Truman Capote, In Cold Blood (1966)
In writing about my travels in India and Nepal, one of the core questions, briefly phrased, is What the hell was I thinking? I have been focused on this question from the angle of what put the notion of India into my head in the first place, but it seems that much of the story is the clash between prior notions and what I actually faced once I’d arrived, and how I responded to that dissonance.
One way I responded, of course, was to read books. In the time before ubiquitous internet, when even English-language cable content was hit or miss, books were the companions you had when you retreated to your hotel room, or while waiting for a banana pancake and a lemon soda that for some reason are taking over an hour to prepare. I read a great deal on the road, and the books influenced my mindset as I confronted the unknown, whether it was reading Migraine and thinking I was having them, or reading House of the Dead and beginning to see cheap South Indian hotels as gulags.
What I chose to read is also a reflection on my thinking at the time. I don’t think I read a single book about India or by an Indian while I was traveling. Reading was my escape from an overwhelming experience. But what I did choose — constrained, of course, by what was available in whatever used bookstore I was browsing at the time — was … Well, it was sometimes pretty weird. Why read about Dostoevsky in Siberia? Or why, still jet lagged and addled in Bombay, did I walk out of the Taj Mahal Hotel bookstore with In Cold Blood? I hadn’t ever read true crime before, and maybe I just thought it would be gripping enough to keep me enthralled through the difficult nights ahead, but I’m not sure psychopathic murderers on a travel spree was the best thing for me at that moment. I remember feeling like a walking moneybag amid Bombay in all its poverty and not knowing how you might recognize the sort of badmash who would stab you for your wallet, although eventually I consoled myself with the thought that unlike in New York City, here I was at least bigger than most of the people around me.
So you want a review of In Cold Blood?

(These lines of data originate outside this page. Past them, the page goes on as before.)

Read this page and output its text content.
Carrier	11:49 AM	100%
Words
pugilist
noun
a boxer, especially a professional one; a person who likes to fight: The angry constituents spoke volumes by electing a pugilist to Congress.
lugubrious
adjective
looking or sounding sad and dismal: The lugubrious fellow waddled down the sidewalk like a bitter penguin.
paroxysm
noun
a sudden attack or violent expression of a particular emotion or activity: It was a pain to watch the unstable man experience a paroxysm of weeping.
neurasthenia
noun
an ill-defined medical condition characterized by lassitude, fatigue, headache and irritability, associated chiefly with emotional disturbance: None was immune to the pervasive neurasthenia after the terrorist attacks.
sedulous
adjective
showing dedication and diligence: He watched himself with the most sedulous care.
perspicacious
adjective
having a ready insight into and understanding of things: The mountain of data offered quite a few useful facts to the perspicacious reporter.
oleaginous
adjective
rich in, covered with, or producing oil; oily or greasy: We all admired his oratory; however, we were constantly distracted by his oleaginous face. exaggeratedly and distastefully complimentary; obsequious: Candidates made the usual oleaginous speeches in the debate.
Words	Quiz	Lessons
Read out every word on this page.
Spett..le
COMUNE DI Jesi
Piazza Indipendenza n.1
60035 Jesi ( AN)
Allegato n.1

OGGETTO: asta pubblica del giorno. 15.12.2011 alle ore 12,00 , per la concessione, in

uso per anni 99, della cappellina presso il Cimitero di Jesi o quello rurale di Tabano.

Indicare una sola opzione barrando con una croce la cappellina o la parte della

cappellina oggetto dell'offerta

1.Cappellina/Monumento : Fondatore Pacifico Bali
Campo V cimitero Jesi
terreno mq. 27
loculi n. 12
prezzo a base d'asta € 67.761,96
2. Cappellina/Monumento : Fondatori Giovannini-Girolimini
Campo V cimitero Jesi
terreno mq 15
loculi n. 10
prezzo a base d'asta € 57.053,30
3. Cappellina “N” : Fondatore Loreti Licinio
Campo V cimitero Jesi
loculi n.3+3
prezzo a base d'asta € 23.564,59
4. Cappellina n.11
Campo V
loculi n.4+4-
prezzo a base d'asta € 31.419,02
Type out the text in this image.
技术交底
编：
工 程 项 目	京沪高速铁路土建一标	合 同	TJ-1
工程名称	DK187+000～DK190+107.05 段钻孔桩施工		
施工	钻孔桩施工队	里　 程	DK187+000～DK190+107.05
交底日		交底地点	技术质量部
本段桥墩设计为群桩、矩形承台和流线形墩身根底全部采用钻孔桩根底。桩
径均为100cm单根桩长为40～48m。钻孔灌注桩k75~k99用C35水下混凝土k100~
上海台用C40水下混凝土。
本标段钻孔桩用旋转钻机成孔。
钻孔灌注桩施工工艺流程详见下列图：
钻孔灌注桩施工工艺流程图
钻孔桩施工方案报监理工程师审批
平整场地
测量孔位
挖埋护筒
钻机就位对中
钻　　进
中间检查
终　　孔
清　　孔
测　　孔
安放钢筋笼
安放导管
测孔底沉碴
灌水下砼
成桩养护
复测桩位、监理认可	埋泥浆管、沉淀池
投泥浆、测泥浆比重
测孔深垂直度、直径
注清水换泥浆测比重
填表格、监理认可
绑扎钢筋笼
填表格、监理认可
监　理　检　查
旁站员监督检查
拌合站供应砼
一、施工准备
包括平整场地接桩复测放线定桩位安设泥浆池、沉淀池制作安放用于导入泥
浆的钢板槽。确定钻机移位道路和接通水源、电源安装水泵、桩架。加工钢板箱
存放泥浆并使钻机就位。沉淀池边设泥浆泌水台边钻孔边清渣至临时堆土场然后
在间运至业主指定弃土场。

Jesus, did you not read it in high school or something? Or maybe see the movie, in which murderer Perry Smith is played by future murderer Robert Blake? Or see Capote, for which Seymour Philip Hoffman won an Oscar nine years before he overdosed? Well, it’s the story of two psychopaths who murder a very nice Kansas family and then drive around for a while and then get caught and executed.
The style, revolutionary at the time, was novelistic, and there have been questions about its veracity, which Capote insisted on, to his detriment. This was before The New Journalism of Tom Wolfe or the gonzo journalism of Hunter S. Thompson, before Helter Skelter and Mindhunters. Neither true crime nor novelistic journalism were yet prominent. As with many influential works, you have to squint to see what was so startling in it because so much of it has become commonplace. Sgt. Pepper’s thematic structure, its songs fading into each other, its sound effects and studio trickery, blew everyone’s minds in 1967, but none of that seems so extraordinary if you grew up on Dark Side of the Moon and The Wall and hip-hop. But Sgt. Pepper has great songs, and In Cold Blood has Kansans and losers. Its questioning of capital punshment and of the criminal responsibility of emotionally and physically damaged people is too shallow to amount to much in today’s terms, though again these may have been bold questions at the time, the beginnings of a long conversation.
It’s also worth noting that as an inveterate New Yorker junkie flown to Bombay, I gravitated, entirely by accident, to a book originally serialized in that magazine. (The other book I bought that day was Migraine, by frequen New Yorker writer Oliver Sacks.) You can take the boy out of New York, but you can’t take The New Yorker out of the boy.